Children who are appropriate for Level III service may exhibit the following behaviors:

  • Inability to follow directions and conform to structure of school, home or community
  • Constant, sometimes violent arguments with caretakers, peers, siblings and/or teachers
  • Moderate level of self-injurious behavior, risk taking, sexual promiscuity
  • Suicidal actions/history of serious suicidal actions
  • Almost daily physical altercations in school, home or community
  • Constant verbally aggressive and provocative language
  • Frequent and severe property damage
  • Probable involvement with the legal system
  • Frequent school suspensions
  • Moderate to high risk for sexually victimizing others

Typically, children approved for such services are in need of:

  • A higher level of supervision and structure than can be provided in a Level II facility;
  • Supervision by awake staff during times when the child is sleeping in order to maintain the child;
  • A facility that is "staff secure" (i.e., there are no locks, but the child needs a high level of constant supervision to be maintained in the community; and
  • Child is only minimally accepting of treatment.

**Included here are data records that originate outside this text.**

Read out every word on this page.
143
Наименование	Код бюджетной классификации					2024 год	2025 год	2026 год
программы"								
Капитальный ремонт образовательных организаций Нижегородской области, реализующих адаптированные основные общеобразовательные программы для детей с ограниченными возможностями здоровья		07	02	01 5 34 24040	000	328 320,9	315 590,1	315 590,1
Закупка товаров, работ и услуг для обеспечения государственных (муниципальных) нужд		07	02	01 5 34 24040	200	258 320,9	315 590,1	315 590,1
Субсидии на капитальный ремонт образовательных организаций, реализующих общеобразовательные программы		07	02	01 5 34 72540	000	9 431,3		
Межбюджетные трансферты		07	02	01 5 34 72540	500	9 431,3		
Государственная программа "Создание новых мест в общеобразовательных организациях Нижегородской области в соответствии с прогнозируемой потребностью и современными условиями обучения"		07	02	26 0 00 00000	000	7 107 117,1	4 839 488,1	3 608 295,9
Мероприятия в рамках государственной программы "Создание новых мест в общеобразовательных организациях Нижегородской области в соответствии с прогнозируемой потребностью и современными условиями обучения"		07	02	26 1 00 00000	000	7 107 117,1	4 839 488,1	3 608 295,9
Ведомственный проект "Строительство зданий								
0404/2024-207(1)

Overall, this service is responsive to the need for intensive, active, therapeutic intervention, which requires a staff secure treatment setting in order to be successfully implemented. This setting has a higher level of consultative and direct service from psychiatrists, psychologists, therapists, medical professionals, etc.

Residential Treatment Level II Service provides a moderate to highly structured and supervised environment. This level of service is responsive to the need for intensive, interactive, therapeutic interventions, which still fall below the level of staff secure/24-hour supervision or secure treatment settings. The staffing structure may include family and program type settings.

  1. Program Type The staff is not necessarily awake during sleep time, but must be constantly available to respond to a beneficiary's needs, while beneficiaries are involved in educational, vocational, social or other activities, except for periods of planned respite.
  2. Family Type The provider is not necessarily awake during sleep time but must be constantly available to respond to a beneficiary's needs, while beneficiaries are involved in educational, vocational, social or other activities, except for periods of planned respite.
  3. Program Type and Family Type Activities

This service in the family or program settings includes the following activities:

  1. Individualized and intensive supervision and structure of daily living designed to minimize the occurrence of behaviors related to functional deficits to ensure safety during the presentation of out-of-control behaviors or to maintain an optimum level of functioning.
  2. Specific and individualized psychoeducational and therapeutic interventions (e.g., anger management, social skills, family living skills, crisis intervention, etc.)
  3. Direct and active intervention in assisting beneficiaries in the process of being involved in and maintaining in naturally occurring community support systems and supporting the development of personal resources (assets, protective factors, etc).

Approximately 750 children/youth will be randomized into one of the two treatments after a Managed Care Organization (MCO) has authorized the OHP request. Birthdays will serve as the method by which children/youth are randomized (e.g., children born on an even numbered day would be randomized into FCT, and children born on an odd numbered day would be randomized into the OHP they were just authorized for). This randomization would occur at the MCO-level, within the Utilization Management division (UM).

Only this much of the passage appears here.